Alcuni biologi hanno espresso l’opinione che le sequenze altamente ripetute siano una sorta di DNA egoista o selfish-DNA, eredità di antichi parassiti che si è installato sul genoma e pensa soltanto a duplicare se stesso, senza essere eliminato in quanto privo di qualità selettive.

Non è improbabile però che queste ampie frazioni di DNA, apparentemente prive di significato genetico, abbiano il compito di assorbire gli effetti della maggior parte delle mutazioni, le quali avrebbero azione negativa se colpissero aree trascrittive del genoma invece di quelle quiescenti.
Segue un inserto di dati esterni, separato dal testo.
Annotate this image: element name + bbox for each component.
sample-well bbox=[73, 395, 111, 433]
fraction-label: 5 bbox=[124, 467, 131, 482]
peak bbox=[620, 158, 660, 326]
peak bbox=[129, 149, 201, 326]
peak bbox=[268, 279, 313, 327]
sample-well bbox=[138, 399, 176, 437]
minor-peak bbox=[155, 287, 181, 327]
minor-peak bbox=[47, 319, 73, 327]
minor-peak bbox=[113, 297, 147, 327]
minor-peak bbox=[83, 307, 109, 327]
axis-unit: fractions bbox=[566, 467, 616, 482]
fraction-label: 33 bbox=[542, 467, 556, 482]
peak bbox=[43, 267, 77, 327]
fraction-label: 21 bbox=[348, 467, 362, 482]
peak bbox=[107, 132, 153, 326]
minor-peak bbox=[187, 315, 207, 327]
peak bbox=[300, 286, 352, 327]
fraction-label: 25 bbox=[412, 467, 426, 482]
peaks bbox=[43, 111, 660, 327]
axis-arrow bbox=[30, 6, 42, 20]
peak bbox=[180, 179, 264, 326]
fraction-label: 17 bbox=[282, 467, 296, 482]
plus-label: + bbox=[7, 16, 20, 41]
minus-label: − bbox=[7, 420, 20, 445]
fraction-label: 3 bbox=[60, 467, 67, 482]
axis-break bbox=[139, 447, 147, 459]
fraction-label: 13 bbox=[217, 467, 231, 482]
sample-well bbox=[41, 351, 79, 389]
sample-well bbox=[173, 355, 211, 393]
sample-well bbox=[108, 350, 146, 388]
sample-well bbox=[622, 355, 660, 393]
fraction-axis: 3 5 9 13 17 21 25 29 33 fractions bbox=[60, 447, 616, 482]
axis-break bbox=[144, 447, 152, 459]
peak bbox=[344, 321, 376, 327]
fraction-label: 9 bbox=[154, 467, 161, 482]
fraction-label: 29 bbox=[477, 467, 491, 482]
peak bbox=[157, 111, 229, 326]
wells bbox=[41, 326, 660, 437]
Fig. III. 12 - Il DNA egoista. Il DNA di un antico parassita, un virus, replicandosi varie volte e invadendo altre aree del cromosoma, sarebbe diventato il DNA altamente ripetitivo delle cellule eucariotiche, senza esercitare effetti sul resto del genoma.

Si calcola che solo una porzione minima del genoma, 3-5%, sia geneticamente attiva; il resto viene represso in vario modo, salvo riattivazioni temporanee di determinati geni in talune fasi della vita dell’individuo.